IDDI: The goals of the collaboration are to further develop the method of Generalized Pairwise Comparisons, to study its statistical properties, to come up with ways of making the method intuitively simple to understand and use, and finally to make it accessible to the various stakeholders: drug developers, clinicians, statisticians, regulatory agencies, health care organizations, and ultimately patients.
 
CP: What will each party contribute?
 
IDDI: The collaboration will focus on the requirements of the various stakeholders, in terms of regulatory acceptance for pharmaceutical companies (Bristol-Myers Squibb); in terms of clinical trial design for large cooperative groups (European Organization for Research and Treatment of Cancer); in terms of clinical interpretation for clinical oncologists and cancer patients (Centre Léon Bérard, Lyon); and in terms of statistical properties (Université Catholique de Louvain and Université de Lyon). The International Drug Development Institute (IDDI) will coordinate the research efforts and has contracted an independent software company to develop open-source software as well as a Software as a Service (SaaS) implementation of the method.



 
Everardo Saad is the medical director of IDDI and a member of its team of consultants. He is a medical oncologist who trained at the University of Texas M.D. Anderson Cancer Center and developed a special interest in clinical-trial methodology. After several years of clinical practice, he shifted his career toward consultancy in clinical research. He has over 15 years of experience in design and analysis of clinical trials for pharmaceutical/biotech companies and academic groups. He has published more extensively in the area of efficacy endpoints in oncology.
 


 
Marc Buyse is the founder of the International Drug Development Institute (IDDI) and of CluePoints, two companies offering biostatistical services in Europe and the US. He is also Associate Professor of Biostatistics at Universiteit Hasselt in Belgium.
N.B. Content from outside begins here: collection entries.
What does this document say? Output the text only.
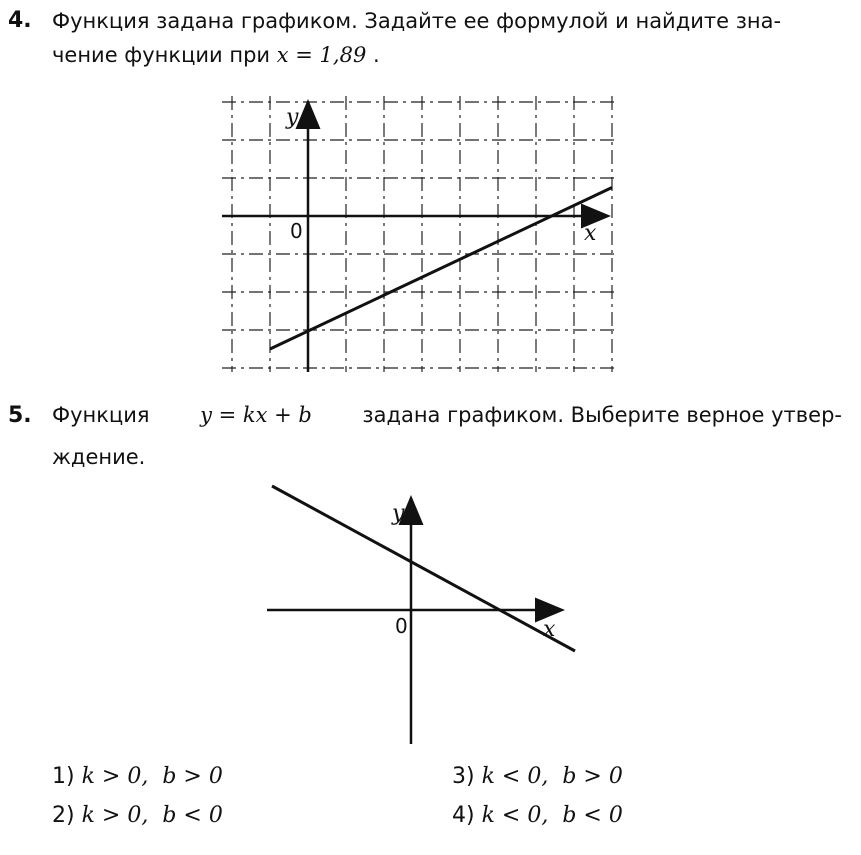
4. Функция задана графиком. Задайте ее формулой и найдите зна-
чение функции при x = 1,89 .
y
x
0
5. Функция y = kx + b задана графиком. Выберите верное утвер-
ждение.
y
x
0
1) k > 0,  b > 0
2) k > 0,  b < 0
3) k < 0,  b > 0
4) k < 0,  b < 0
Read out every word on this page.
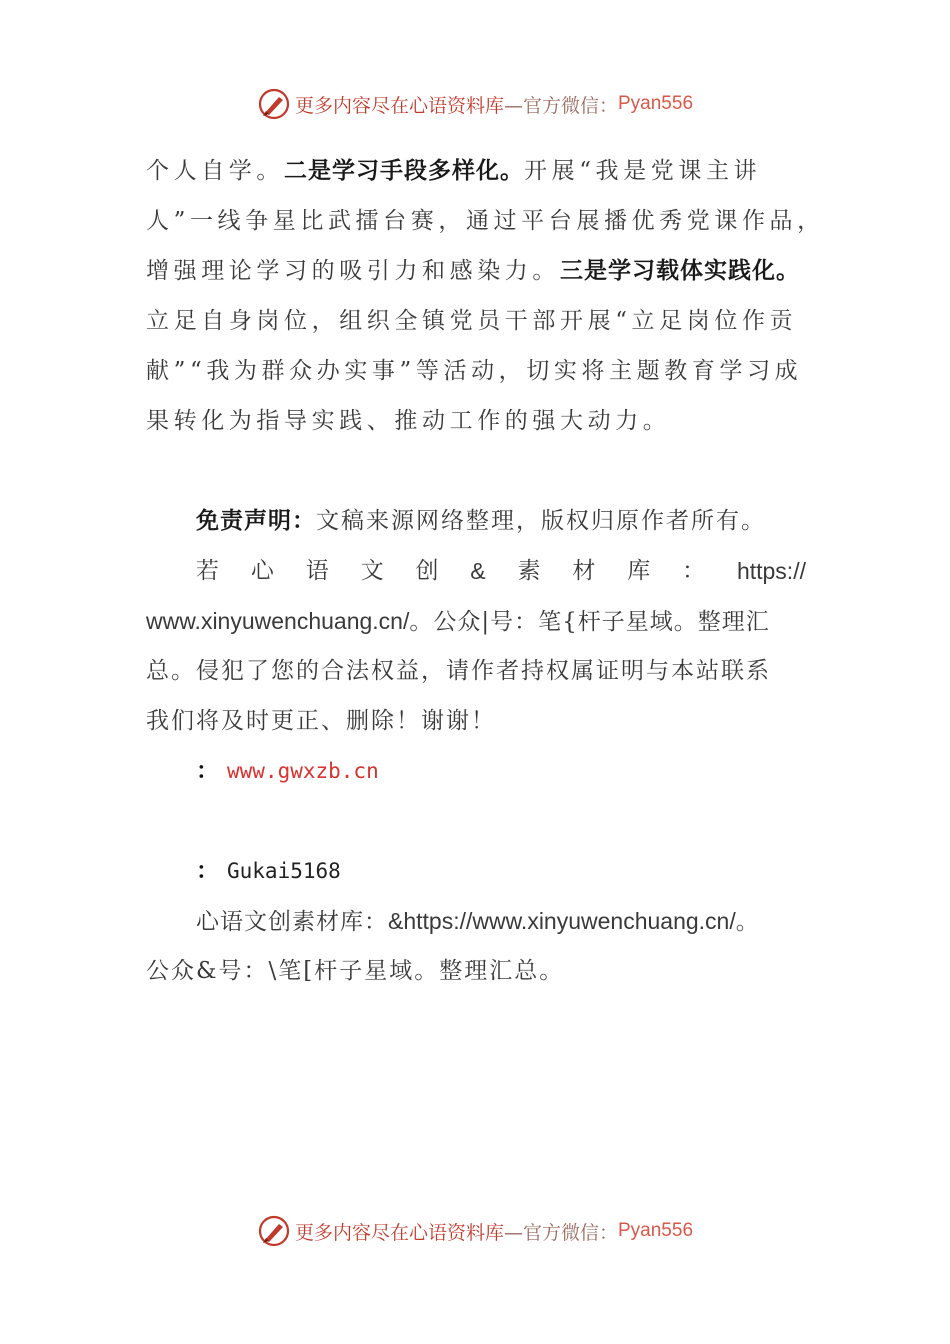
更多内容尽在心语资料库 —官方微信： Pyan556
个人自学。二是学习手段多样化。开展“我是党课主讲
人”一线争星比武擂台赛，通过平台展播优秀党课作品，
增强理论学习的吸引力和感染力。三是学习载体实践化。
立足自身岗位，组织全镇党员干部开展“立足岗位作贡
献”“我为群众办实事”等活动，切实将主题教育学习成
果转化为指导实践、推动工作的强大动力。
免责声明：文稿来源网络整理，版权归原作者所有。
若 心 语 文 创 & 素 材 库 ： https://
www.xinyuwenchuang.cn/。公众|号：笔{杆子星域。整理汇
总。侵犯了您的合法权益，请作者持权属证明与本站联系
我们将及时更正、删除！谢谢！
： www.gwxzb.cn
： Gukai5168
心语文创素材库：&https://www.xinyuwenchuang.cn/。
公众&号：\笔[杆子星域。整理汇总。
更多内容尽在心语资料库 —官方微信： Pyan556
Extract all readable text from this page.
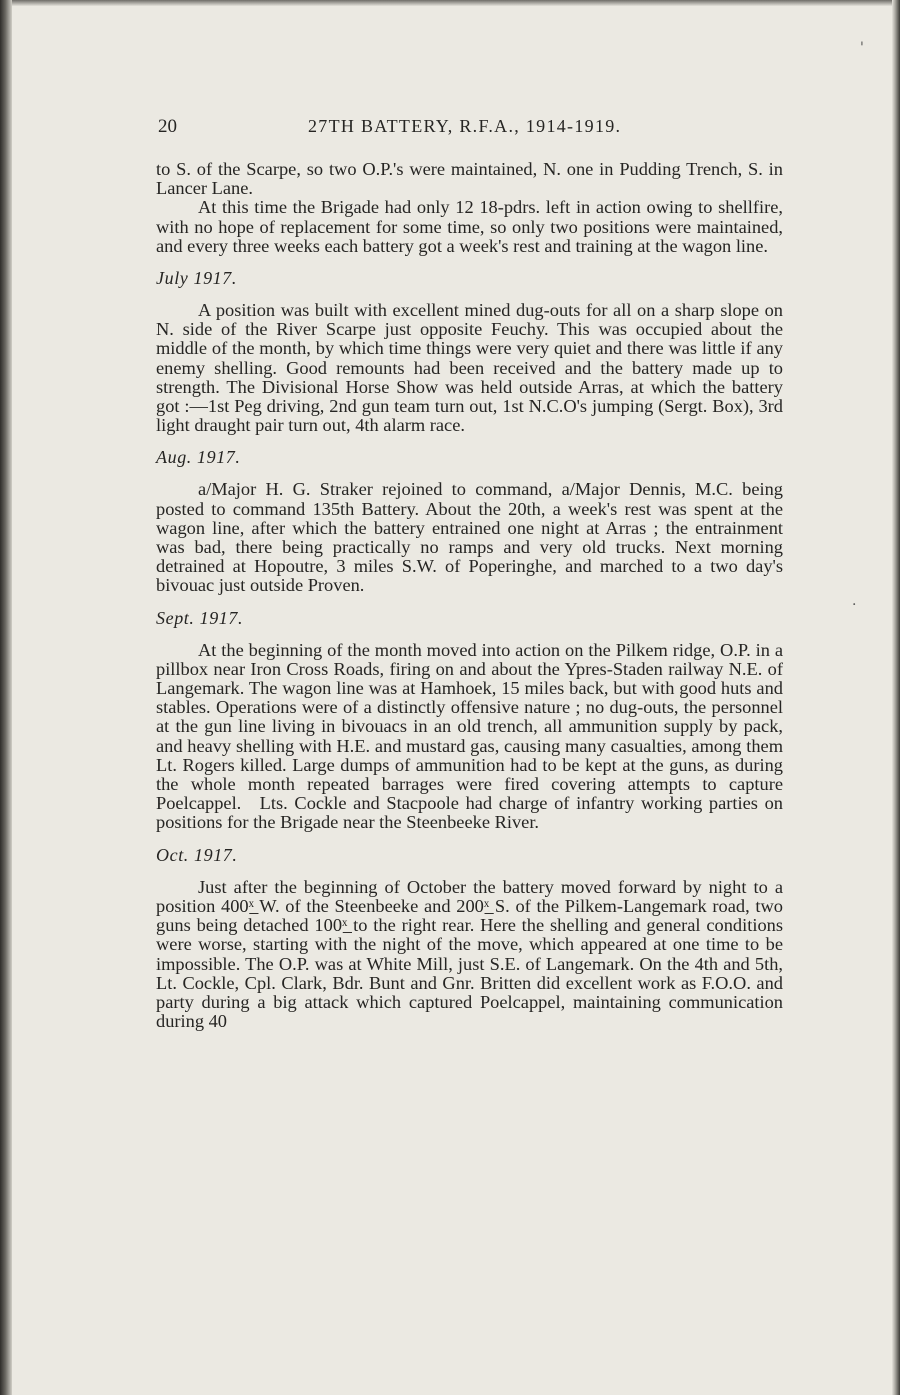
'
·
20	27TH BATTERY, R.F.A., 1914-1919.

to S. of the Scarpe, so two O.P.'s were maintained, N. one in Pudding Trench, S. in Lancer Lane.

At this time the Brigade had only 12 18-pdrs. left in action owing to shellfire, with no hope of replacement for some time, so only two positions were maintained, and every three weeks each battery got a week's rest and training at the wagon line.

July 1917.

A position was built with excellent mined dug-outs for all on a sharp slope on N. side of the River Scarpe just opposite Feuchy. This was occupied about the middle of the month, by which time things were very quiet and there was little if any enemy shelling. Good remounts had been received and the battery made up to strength. The Divisional Horse Show was held outside Arras, at which the battery got :—1st Peg driving, 2nd gun team turn out, 1st N.C.O's jumping (Sergt. Box), 3rd light draught pair turn out, 4th alarm race.

Aug. 1917.

a/Major H. G. Straker rejoined to command, a/Major Dennis, M.C. being posted to command 135th Battery. About the 20th, a week's rest was spent at the wagon line, after which the battery entrained one night at Arras ; the entrainment was bad, there being practically no ramps and very old trucks. Next morning detrained at Hopoutre, 3 miles S.W. of Poperinghe, and marched to a two day's bivouac just outside Proven.

Sept. 1917.

At the beginning of the month moved into action on the Pilkem ridge, O.P. in a pillbox near Iron Cross Roads, firing on and about the Ypres-Staden railway N.E. of Langemark. The wagon line was at Hamhoek, 15 miles back, but with good huts and stables. Operations were of a distinctly offensive nature ; no dug-outs, the personnel at the gun line living in bivouacs in an old trench, all ammunition supply by pack, and heavy shelling with H.E. and mustard gas, causing many casualties, among them Lt. Rogers killed. Large dumps of ammunition had to be kept at the guns, as during the whole month repeated barrages were fired covering attempts to capture Poelcappel. Lts. Cockle and Stacpoole had charge of infantry working parties on positions for the Brigade near the Steenbeeke River.

Oct. 1917.

Just after the beginning of October the battery moved forward by night to a position 400ˣ̲ W. of the Steenbeeke and 200ˣ̲ S. of the Pilkem-Langemark road, two guns being detached 100ˣ̲ to the right rear. Here the shelling and general conditions were worse, starting with the night of the move, which appeared at one time to be impossible. The O.P. was at White Mill, just S.E. of Langemark. On the 4th and 5th, Lt. Cockle, Cpl. Clark, Bdr. Bunt and Gnr. Britten did excellent work as F.O.O. and party during a big attack which captured Poelcappel, maintaining communication during 40
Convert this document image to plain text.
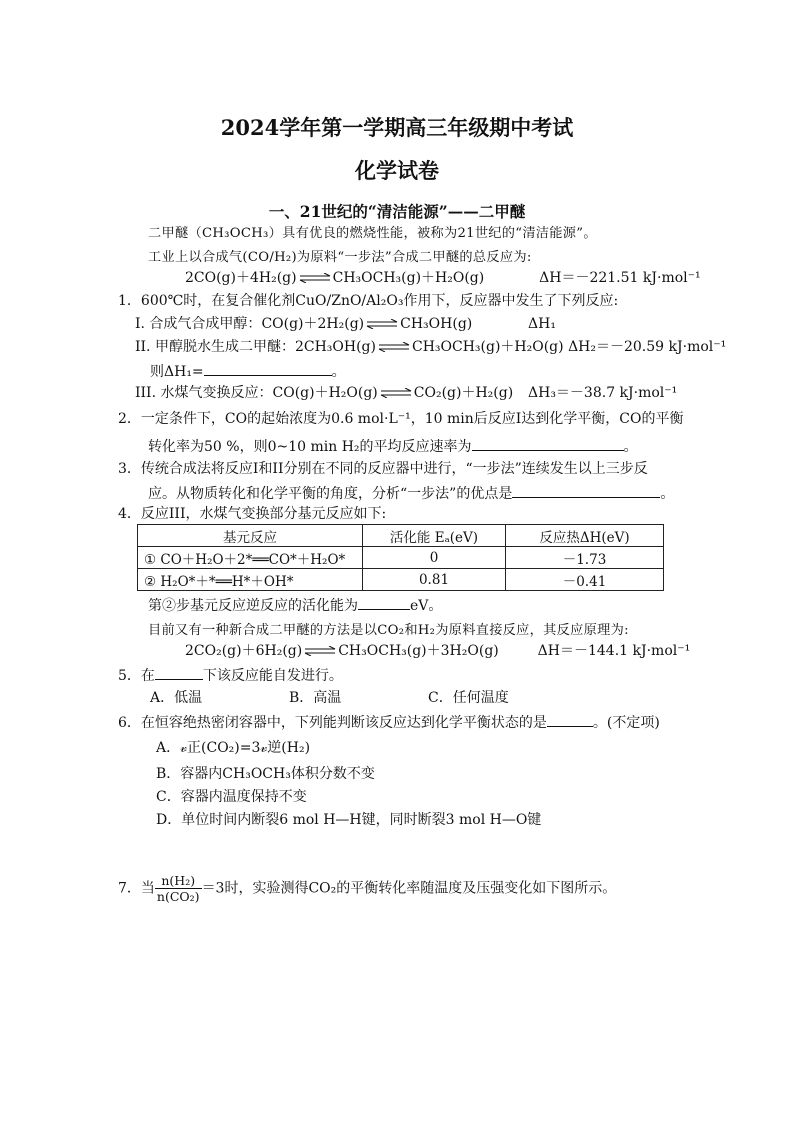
2024学年第一学期高三年级期中考试
化学试卷
一、21世纪的“清洁能源”——二甲醚
二甲醚（CH₃OCH₃）具有优良的燃烧性能，被称为21世纪的“清洁能源”。
工业上以合成气(CO/H₂)为原料“一步法”合成二甲醚的总反应为:
2CO(g)＋4H₂(g) ⇌ CH₃OCH₃(g)＋H₂O(g)	ΔH＝－221.51 kJ·mol⁻¹
1．600℃时，在复合催化剂CuO/ZnO/Al₂O₃作用下，反应器中发生了下列反应:
I. 合成气合成甲醇：CO(g)＋2H₂(g) ⇌ CH₃OH(g)	ΔH₁
II. 甲醇脱水生成二甲醚：2CH₃OH(g) ⇌ CH₃OCH₃(g)＋H₂O(g) ΔH₂＝－20.59 kJ·mol⁻¹
则ΔH₁=	。
III. 水煤气变换反应：CO(g)＋H₂O(g) ⇌ CO₂(g)＋H₂(g) ΔH₃＝－38.7 kJ·mol⁻¹
2．一定条件下，CO的起始浓度为0.6 mol·L⁻¹，10 min后反应I达到化学平衡，CO的平衡
转化率为50 %，则0~10 min H₂的平均反应速率为	。
3．传统合成法将反应I和II分别在不同的反应器中进行，“一步法”连续发生以上三步反
应。从物质转化和化学平衡的角度，分析“一步法”的优点是	。
4．反应III，水煤气变换部分基元反应如下:
基元反应	活化能 Eₐ(eV)	反应热ΔH(eV)
① CO＋H₂O＋2*══CO*＋H₂O*	0	－1.73
② H₂O*＋*══H*＋OH*	0.81	－0.41
第②步基元反应逆反应的活化能为	eV。
目前又有一种新合成二甲醚的方法是以CO₂和H₂为原料直接反应，其反应原理为:
2CO₂(g)＋6H₂(g) ⇌ CH₃OCH₃(g)＋3H₂O(g)	ΔH＝－144.1 kJ·mol⁻¹
5．在	下该反应能自发进行。
A．低温	B．高温	C．任何温度
6．在恒容绝热密闭容器中，下列能判断该反应达到化学平衡状态的是	。(不定项)
A．𝓋正(CO₂)=3𝓋逆(H₂)
B．容器内CH₃OCH₃体积分数不变
C．容器内温度保持不变
D．单位时间内断裂6 mol H—H键，同时断裂3 mol H—O键
7．当 $\frac{\text{n(H₂)}}{\text{n(CO₂)}} =3$时，实验测得CO₂的平衡转化率随温度及压强变化如下图所示。
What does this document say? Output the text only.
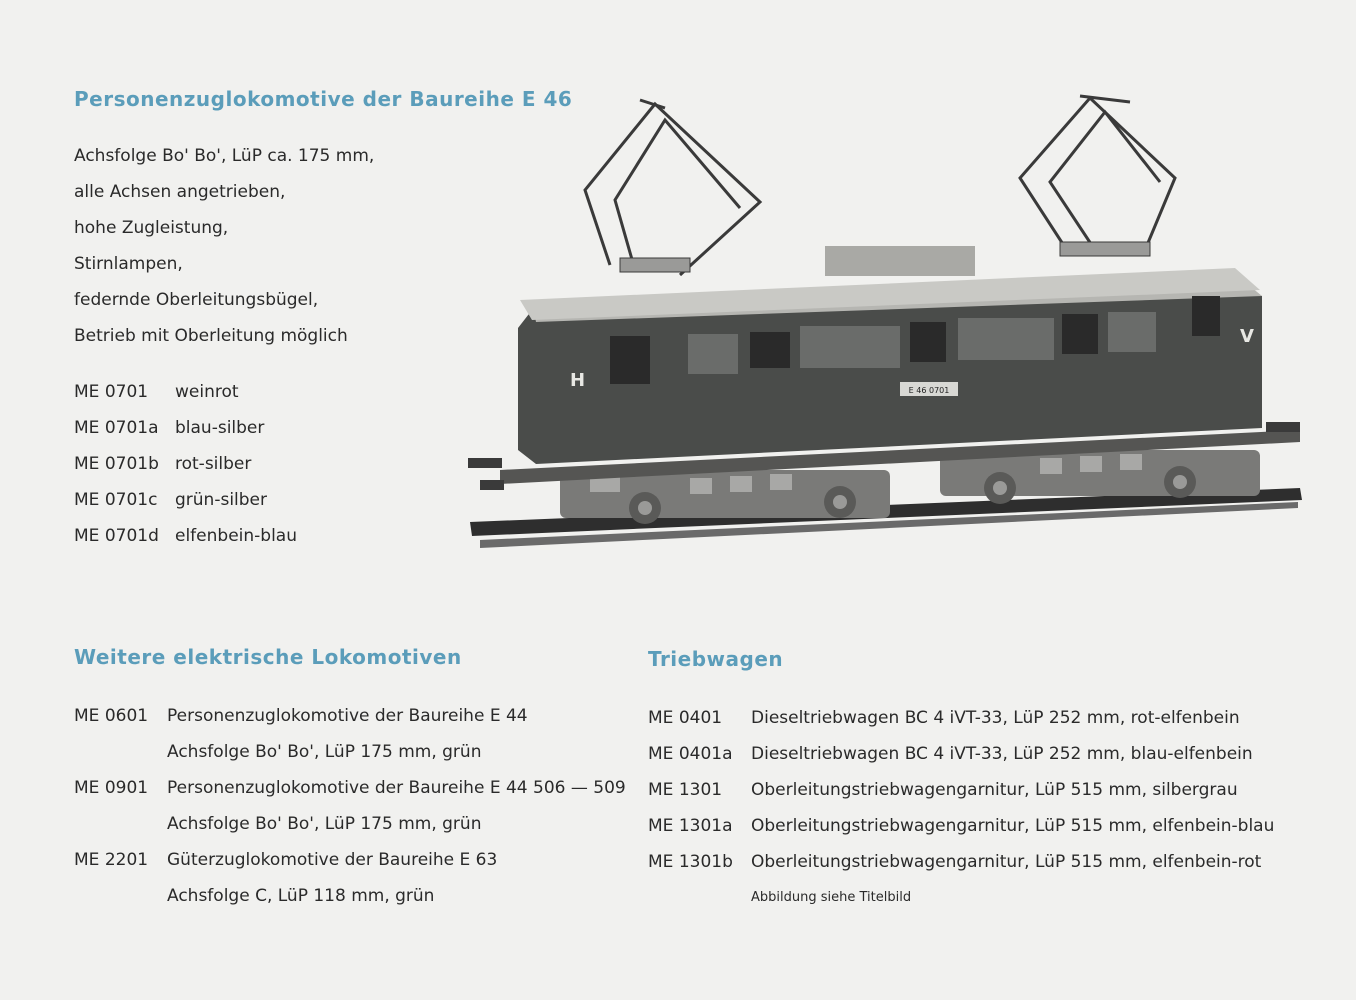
Personenzuglokomotive der Baureihe E 46
Achsfolge Bo' Bo', LüP ca. 175 mm,
alle Achsen angetrieben,
hohe Zugleistung,
Stirnlampen,
federnde Oberleitungsbügel,
Betrieb mit Oberleitung möglich
ME 0701 weinrot
ME 0701a blau-silber
ME 0701b rot-silber
ME 0701c grün-silber
ME 0701d elfenbein-blau
E 46 0701
H
V
Weitere elektrische Lokomotiven
ME 0601 Personenzuglokomotive der Baureihe E 44
Achsfolge Bo' Bo', LüP 175 mm, grün
ME 0901 Personenzuglokomotive der Baureihe E 44 506 — 509
Achsfolge Bo' Bo', LüP 175 mm, grün
ME 2201 Güterzuglokomotive der Baureihe E 63
Achsfolge C, LüP 118 mm, grün
Triebwagen
ME 0401 Dieseltriebwagen BC 4 iVT-33, LüP 252 mm, rot-elfenbein
ME 0401a Dieseltriebwagen BC 4 iVT-33, LüP 252 mm, blau-elfenbein
ME 1301 Oberleitungstriebwagengarnitur, LüP 515 mm, silbergrau
ME 1301a Oberleitungstriebwagengarnitur, LüP 515 mm, elfenbein-blau
ME 1301b Oberleitungstriebwagengarnitur, LüP 515 mm, elfenbein-rot
Abbildung siehe Titelbild
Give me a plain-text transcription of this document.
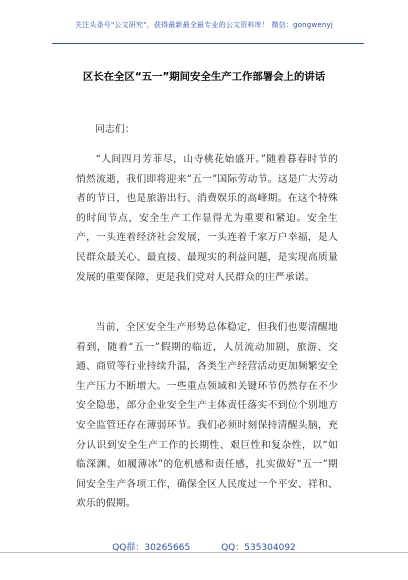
关注头条号"公文研究"，获得最新最全最专业的公文资料库！ 微信：gongwenyj
区长在全区“五一”期间安全生产工作部署会上的讲话
同志们：
“人间四月芳菲尽，山寺桃花始盛开。”随着暮春时节的悄然流逝，我们即将迎来“五一”国际劳动节。这是广大劳动者的节日，也是旅游出行、消费娱乐的高峰期。在这个特殊的时间节点，安全生产工作显得尤为重要和紧迫。安全生产，一头连着经济社会发展，一头连着千家万户幸福，是人民群众最关心、最直接、最现实的利益问题，是实现高质量发展的重要保障，更是我们党对人民群众的庄严承诺。
当前，全区安全生产形势总体稳定，但我们也要清醒地看到，随着“五一”假期的临近，人员流动加剧，旅游、交通、商贸等行业持续升温，各类生产经营活动更加频繁安全生产压力不断增大。一些重点领域和关键环节仍然存在不少安全隐患，部分企业安全生产主体责任落实不到位个别地方安全监管还存在薄弱环节。我们必须时刻保持清醒头脑，充分认识到安全生产工作的长期性、艰巨性和复杂性，以“如临深渊、如履薄冰”的危机感和责任感，扎实做好“五一”期间安全生产各项工作，确保全区人民度过一个平安、祥和、欢乐的假期。
QQ群：30265665	QQ：535304092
He holds degrees in engineering and statistics from Brussels University (ULB), management from the Cranfield School of Management (Cranfield, UK) and biostatistics from Harvard University (Boston, MA). He is Past-President of the International Society for Clinical Biostatistics, Past-President of the Quetelet Society, and Fellow of the Society for Clinical Trials. He worked at the EORTC (European Organization for Research and Treatment of Cancer) in Brussels and at the Dana Farber Cancer Institute in Boston prior to founding IDDI in 1991.